L’œuvre de Justin Weiler s’inscrit dans une tension à la frontière entre un espace intérieur et extérieur, entre contemplation et domestication, utopie et dystopie. Les surfaces trament et scandent un motif devenu pattern. Stores, serres, écrans, rideaux de fer, plantes et bouquets de fleurs obéissent à une frontalité stratifiée, comme autant de métaphores des couches d’encre qu’il balaye, de manière répétitive, sur son support.

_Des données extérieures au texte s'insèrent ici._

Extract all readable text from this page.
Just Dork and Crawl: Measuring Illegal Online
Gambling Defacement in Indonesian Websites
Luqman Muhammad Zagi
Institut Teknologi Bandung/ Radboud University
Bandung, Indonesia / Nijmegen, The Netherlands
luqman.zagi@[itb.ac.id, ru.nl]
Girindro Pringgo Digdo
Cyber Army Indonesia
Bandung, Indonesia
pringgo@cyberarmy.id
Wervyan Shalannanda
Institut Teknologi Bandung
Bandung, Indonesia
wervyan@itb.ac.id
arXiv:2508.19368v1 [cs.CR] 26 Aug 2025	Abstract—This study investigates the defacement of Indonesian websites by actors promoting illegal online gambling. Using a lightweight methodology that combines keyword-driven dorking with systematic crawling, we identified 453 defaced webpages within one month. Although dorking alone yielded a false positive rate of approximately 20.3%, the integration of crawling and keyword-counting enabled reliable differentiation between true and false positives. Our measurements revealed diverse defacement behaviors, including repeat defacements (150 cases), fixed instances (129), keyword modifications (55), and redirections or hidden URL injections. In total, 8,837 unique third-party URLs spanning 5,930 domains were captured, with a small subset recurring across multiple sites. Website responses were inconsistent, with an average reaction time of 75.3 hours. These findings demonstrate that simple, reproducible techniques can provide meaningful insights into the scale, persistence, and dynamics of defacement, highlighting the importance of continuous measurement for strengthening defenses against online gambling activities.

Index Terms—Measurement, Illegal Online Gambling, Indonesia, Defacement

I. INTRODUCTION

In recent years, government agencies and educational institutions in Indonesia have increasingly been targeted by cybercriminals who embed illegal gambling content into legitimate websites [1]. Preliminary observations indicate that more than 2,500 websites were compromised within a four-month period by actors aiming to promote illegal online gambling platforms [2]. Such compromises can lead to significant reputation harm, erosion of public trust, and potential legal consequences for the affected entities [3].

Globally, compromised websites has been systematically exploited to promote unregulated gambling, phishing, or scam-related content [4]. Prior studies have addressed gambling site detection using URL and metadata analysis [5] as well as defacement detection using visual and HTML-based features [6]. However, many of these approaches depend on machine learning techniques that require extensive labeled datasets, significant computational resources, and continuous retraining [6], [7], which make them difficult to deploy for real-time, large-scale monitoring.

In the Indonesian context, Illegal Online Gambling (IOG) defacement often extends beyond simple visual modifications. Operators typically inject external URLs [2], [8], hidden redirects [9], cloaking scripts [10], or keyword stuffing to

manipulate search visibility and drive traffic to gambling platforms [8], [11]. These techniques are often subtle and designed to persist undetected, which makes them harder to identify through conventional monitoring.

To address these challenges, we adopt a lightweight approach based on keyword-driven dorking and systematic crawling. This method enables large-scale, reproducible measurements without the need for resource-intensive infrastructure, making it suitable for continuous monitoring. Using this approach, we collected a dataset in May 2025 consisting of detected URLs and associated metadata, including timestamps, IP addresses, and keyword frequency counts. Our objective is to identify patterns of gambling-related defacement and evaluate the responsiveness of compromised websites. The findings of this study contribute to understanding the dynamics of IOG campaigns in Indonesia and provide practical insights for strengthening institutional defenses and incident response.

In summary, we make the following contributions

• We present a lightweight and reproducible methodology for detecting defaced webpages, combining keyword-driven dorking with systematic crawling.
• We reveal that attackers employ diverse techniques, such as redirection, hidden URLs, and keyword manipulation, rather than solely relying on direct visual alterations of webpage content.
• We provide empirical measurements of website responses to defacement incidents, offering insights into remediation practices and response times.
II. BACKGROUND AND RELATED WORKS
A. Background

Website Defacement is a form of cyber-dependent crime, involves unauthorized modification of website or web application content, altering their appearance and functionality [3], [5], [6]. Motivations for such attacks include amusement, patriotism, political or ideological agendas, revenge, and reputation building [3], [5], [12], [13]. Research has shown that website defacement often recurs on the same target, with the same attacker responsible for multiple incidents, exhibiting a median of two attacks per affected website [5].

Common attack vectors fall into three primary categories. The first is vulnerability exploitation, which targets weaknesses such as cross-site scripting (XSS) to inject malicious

Pour sa première exposition personnelle à la Galerie Paris-Beijing, Justin Weiler nous invite à flâner à l’intérieur d’une serre d’exposition aux systèmes imbriqués. La galerie est devenue l’antre de tous les seuils, un espace de déambulation au sein des interstices, où s’agencent des fenêtres opaques, des murs extrudés noirs comme des monolithes ou encore une serre rétrolumineuse. Weiler prolonge les chapitres d’un protocole qu’il s’est lui-même fixé : Operire#5 poursuit son inlassable geste de recouvrement. Couvrir, recouvrir, dissimuler, cacher et, par voie de conséquence, révéler à force de masquer. Lorsque le geste s’entête et s’obstine, passe méticuleusement ou nerveusement, sur la couche qui la précède, il la rehausse en même temps qu’il lui soustrait un fin dépôt.

Opérire est né dans les tréfonds d’un bunker. Face au sentiment d’oppression, sous l’épaisseur et la brutalité du béton, Weiler répond à la frontalité par l’écart. Le rideau de fer, dont l’expression fut popularisée par Churchill, est devenu pour Weiler le prétexte à un jeu de matière et de lumière, dont les effets de façades se dilatent dans la profondeur d’un noir rétinien. La surface paraît percée par un halo de lumière qui donne à ces stries accablantes une vibration intense. La froideur du métal et ses résonnances itératives ouvrent peu à peu l’espace et libère la grille de sa lecture unilatérale.

Dans la série Screen, le plasticien substitue des plaques de verre au papier Arches. Ici le support participe à sa mise en scène et invite les murs de la galerie à révéler les réserves de blancs tels un photogramme ou un négatif photo. Le motif se dilate et chaque passage de noir ou de blanc de Meudon matérialise une épaisseur qui s’étire en jouant de la transparence et de l’opacité. C’est à nouveau ce désir d’étirement, plastique et temporel, qui est à l’œuvre dans le monumental Bouquet pour Annie. Réalisé sur près de trois années, le dessin se présente sous la forme d’un quadrillage composé à l’origine de 81 cadres derrière lesquels pousse et dépérit un bouquet de fleurs. Vanité contemporaine, l’œuvre agence une sorte de retable qui déplie l’image et sature l’espace dans un jeu formel entre la ligne et l’organique. Les plantes grasses ou tropicales, dont Ikea a standardisé nos salons, prennent également place derrière un encadrement de vitrines, tels des animaux enfermés dans leur cage. Les serres sont des couveuses qui accueillent des microcosmes, mais elles sont aussi l’apanage des colonisateurs qui exhibent les fruits de leurs conquêtes, comme le fit le Palais de Cristal du Retiro à l’occasion de l’exposition sur les Philippines en 1887. Conçu par l’architecte Ricardo Velásquez Bosco, le Palais présentait l’« exotisme » de la vie quotidienne de ses colonies espagnoles, tandis que le jardin du Retiro reconstituait un village indigène. En résidence à la Casa Velásquez, Weiler réalise Madrid, une composition quasi-carcérale exposant des Aloe vera. Au fond de la galerie, la serre Ad Retro enduite dans un geste frénétique et libératoire de blanc de Meudon apparaît dès lors comme une tentative d’expiation. Généralement utilisée pour occulter les vitrines ou comme produit d’entretien, la pâte opère un recouvrement qui invisibilise ce qui d’ordinaire est exhibé. L’architecture rétroéclairée inverse les contrastes : le noir provient du blanc, et l’on contemple son occultation.

La vitrine, avec ses jeux de reflets qui nous intègrent à l’objet désiré, matérialise un espace médian dont la légèreté et la transparence sont enfin transformées en barrière opaque dans les sculptures Mapp, réalisées en Mortier Adhésif pour Placoplâtre. Face à la précision du geste que l’on retrouve dans ses vanités s’élèvent des monolithes mystérieux, censés peut-être influencer l’évolution de l’espèce humaine. Plus mélancolique que moralisatrice, plus poétique que politique, son œuvre monochrome suspend le temps qui passe. Par-delà la grille s’impose une profondeur qui ouvre l’espace et rend visible ce qui était caché.